The main use of FDG PET in diagnosis of NETs depends on the grade of differentiation and/or aggressiveness of NETs. In our patient population with proliferation rate of more than 20%, a very high percentage of receptor-positive lesions were also picked up by FDG PET. Interestingly, nearly all the measured lesions showing FDG uptake, even in patients with high proliferation rate, showed good response to PRRNT on CT as well as on SMS-R PET. Similar results have been observed by Ezziddin et al. where the authors showed that the response to PRRNT is very good even if the proliferation rate is roughly 20% [34]. This observation supports the use of PRRNT in somatostatin receptor-positive NET. However, there is as of yet no consensus or literature comparing PRRNT with chemotherapy in grade 3 NET.

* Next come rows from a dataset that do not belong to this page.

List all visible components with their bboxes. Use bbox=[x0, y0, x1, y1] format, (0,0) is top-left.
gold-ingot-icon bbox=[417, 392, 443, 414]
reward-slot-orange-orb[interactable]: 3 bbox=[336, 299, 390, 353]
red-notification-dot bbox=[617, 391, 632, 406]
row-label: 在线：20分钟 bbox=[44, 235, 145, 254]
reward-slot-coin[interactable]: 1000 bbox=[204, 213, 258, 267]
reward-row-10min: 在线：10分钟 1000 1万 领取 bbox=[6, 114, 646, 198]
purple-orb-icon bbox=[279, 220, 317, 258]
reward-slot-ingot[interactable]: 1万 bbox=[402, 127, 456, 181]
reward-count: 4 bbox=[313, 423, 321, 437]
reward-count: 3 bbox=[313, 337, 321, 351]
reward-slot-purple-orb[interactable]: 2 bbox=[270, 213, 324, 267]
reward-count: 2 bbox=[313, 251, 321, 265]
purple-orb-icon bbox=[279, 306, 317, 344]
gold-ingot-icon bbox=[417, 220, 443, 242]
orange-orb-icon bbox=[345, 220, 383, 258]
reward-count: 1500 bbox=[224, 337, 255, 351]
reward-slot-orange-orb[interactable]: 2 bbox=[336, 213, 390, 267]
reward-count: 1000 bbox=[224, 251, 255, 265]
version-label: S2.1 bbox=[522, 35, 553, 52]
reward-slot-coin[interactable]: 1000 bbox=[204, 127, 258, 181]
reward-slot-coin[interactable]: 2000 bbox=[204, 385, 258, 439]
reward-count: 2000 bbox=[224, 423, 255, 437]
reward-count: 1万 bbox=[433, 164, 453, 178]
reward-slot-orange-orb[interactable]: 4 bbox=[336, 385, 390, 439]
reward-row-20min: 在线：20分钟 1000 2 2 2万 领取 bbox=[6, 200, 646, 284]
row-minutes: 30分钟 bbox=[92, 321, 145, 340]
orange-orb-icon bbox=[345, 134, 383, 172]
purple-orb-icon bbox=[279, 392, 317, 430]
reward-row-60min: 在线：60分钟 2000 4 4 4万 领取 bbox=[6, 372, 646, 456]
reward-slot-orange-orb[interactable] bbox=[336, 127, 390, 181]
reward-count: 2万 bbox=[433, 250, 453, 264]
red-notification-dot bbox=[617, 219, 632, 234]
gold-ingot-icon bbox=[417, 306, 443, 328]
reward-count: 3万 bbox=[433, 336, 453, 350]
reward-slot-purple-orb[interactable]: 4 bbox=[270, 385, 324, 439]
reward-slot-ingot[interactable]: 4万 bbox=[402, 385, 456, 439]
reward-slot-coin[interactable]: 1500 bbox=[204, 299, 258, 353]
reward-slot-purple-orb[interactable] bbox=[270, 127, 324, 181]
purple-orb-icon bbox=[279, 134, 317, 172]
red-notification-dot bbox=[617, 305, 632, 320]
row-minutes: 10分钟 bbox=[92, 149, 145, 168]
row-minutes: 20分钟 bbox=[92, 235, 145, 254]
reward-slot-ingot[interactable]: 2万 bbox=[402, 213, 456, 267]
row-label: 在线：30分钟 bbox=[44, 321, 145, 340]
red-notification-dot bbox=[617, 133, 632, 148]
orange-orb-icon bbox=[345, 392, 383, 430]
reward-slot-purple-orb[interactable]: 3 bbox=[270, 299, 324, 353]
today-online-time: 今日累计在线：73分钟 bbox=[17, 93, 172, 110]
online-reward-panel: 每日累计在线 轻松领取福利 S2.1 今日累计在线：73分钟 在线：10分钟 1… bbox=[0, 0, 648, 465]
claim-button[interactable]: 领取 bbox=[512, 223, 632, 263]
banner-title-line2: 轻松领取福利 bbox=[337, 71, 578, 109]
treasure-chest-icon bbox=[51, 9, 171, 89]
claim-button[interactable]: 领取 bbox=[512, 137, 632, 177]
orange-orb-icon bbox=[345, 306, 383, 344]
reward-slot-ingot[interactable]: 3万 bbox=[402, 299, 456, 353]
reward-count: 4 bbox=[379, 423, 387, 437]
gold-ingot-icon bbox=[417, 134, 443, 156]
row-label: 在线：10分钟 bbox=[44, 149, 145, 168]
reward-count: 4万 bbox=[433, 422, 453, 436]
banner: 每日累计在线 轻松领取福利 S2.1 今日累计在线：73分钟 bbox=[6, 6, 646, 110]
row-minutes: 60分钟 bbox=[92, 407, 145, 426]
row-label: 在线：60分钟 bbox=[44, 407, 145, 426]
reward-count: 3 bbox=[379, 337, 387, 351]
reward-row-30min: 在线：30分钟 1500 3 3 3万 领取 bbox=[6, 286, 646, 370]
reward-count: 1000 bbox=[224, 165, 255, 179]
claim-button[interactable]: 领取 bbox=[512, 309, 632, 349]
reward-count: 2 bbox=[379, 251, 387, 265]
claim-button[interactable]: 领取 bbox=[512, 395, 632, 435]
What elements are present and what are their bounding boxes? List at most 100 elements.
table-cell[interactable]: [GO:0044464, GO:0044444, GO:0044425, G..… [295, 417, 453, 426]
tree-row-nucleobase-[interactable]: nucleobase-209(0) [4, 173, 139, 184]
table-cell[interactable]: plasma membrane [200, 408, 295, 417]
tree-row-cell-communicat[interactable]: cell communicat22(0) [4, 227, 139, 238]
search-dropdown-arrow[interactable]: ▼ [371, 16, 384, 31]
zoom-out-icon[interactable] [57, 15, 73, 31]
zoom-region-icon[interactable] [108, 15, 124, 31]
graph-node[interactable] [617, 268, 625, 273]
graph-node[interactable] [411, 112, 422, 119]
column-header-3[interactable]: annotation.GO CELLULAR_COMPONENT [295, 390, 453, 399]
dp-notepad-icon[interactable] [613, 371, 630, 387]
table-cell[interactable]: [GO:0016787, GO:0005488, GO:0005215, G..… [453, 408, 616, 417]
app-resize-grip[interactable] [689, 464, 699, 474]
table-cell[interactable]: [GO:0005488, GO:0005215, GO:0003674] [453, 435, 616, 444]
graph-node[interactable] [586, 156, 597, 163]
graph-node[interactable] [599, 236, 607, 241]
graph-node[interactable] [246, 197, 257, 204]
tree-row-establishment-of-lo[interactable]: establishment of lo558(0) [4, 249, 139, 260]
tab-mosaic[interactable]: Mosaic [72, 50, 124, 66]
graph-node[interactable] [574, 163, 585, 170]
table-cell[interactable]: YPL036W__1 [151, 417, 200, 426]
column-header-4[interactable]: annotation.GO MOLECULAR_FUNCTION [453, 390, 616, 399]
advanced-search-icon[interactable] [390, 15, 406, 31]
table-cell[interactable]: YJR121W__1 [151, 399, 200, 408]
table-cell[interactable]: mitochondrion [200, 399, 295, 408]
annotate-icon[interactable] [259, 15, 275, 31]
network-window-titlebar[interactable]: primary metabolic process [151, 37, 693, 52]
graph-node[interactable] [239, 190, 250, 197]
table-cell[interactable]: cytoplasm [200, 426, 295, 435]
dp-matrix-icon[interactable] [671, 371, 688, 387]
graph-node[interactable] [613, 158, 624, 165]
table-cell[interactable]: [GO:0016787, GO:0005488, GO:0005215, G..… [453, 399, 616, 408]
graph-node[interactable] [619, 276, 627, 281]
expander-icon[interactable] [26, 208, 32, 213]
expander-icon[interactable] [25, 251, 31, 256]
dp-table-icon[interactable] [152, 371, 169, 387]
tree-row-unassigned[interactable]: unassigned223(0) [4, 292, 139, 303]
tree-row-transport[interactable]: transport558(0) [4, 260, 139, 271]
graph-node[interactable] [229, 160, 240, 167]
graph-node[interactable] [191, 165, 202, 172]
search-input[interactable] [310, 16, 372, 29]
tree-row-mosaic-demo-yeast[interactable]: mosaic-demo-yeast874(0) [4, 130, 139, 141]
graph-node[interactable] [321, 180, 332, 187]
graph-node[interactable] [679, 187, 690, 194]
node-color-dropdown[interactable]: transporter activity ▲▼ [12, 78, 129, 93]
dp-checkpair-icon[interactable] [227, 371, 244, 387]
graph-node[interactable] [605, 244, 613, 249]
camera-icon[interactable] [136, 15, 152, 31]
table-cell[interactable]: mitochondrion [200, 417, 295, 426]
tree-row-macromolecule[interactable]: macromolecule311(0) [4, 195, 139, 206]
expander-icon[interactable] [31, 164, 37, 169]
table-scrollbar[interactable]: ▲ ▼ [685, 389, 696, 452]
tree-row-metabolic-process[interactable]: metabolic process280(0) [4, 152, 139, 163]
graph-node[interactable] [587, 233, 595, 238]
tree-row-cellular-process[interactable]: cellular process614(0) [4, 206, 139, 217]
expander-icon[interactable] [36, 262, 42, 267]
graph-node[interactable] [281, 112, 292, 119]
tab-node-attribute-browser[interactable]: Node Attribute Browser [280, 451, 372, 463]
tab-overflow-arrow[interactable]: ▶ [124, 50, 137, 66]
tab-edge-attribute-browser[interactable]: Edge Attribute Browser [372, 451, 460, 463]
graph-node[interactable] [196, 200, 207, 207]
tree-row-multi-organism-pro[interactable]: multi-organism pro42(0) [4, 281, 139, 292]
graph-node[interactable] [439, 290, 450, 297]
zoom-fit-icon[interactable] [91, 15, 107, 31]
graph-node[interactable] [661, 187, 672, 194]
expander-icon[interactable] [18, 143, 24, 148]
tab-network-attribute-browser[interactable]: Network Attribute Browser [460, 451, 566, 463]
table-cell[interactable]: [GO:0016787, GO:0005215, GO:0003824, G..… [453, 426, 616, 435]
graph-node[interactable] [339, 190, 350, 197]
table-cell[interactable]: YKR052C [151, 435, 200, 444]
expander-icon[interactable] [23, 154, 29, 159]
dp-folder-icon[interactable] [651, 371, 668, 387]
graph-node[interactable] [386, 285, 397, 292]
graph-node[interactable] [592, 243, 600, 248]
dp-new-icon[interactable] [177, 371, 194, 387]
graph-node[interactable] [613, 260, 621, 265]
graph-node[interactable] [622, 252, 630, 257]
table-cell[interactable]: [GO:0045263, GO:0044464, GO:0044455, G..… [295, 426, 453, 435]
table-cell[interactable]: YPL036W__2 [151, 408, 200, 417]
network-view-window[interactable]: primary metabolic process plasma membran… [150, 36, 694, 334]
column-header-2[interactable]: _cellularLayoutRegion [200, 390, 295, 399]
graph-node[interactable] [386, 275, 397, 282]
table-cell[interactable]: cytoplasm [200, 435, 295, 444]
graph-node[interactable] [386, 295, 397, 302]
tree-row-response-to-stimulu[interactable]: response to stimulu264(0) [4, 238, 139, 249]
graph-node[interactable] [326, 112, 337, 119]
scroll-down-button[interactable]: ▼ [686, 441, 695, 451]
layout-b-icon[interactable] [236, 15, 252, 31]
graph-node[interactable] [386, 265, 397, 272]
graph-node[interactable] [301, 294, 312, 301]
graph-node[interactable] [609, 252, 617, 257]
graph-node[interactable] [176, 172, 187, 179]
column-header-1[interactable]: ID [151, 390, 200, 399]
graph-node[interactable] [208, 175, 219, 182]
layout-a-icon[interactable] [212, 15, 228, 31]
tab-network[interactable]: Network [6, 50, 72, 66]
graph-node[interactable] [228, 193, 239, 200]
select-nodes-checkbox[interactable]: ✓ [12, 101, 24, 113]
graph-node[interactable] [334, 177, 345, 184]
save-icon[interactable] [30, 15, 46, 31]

One of the most interesting observations in this study was the difference in the pattern of response to PRRNT based on the tumor localization. The response to PRRNT was indifferent to the glucose metabolism in the lymph node metastases, liver metastases, and the primary tumor. However, the hypermetabolic bone lesions did not show any significant response to PRRNT. This difference could be related to the different biological properties of tumor cells in bone or bone marrow as compared to those metastasizing to liver or lymph nodes. This observation needs to be validated in further studies.

5. Conclusion

There is a complex relationship between the somatostatin receptor expression and glucose metabolism with only 56% (77/138) of the lesions showing match, while the others show mismatch between the receptor status and metabolism. The match between receptor expression and glucose metabolism increases with the grade of NET. In grade 3 NET, there is a concurrence between the changes in glucose metabolism and somatostatin receptor expression. PRRNT is more effective in lesions with higher receptor expression.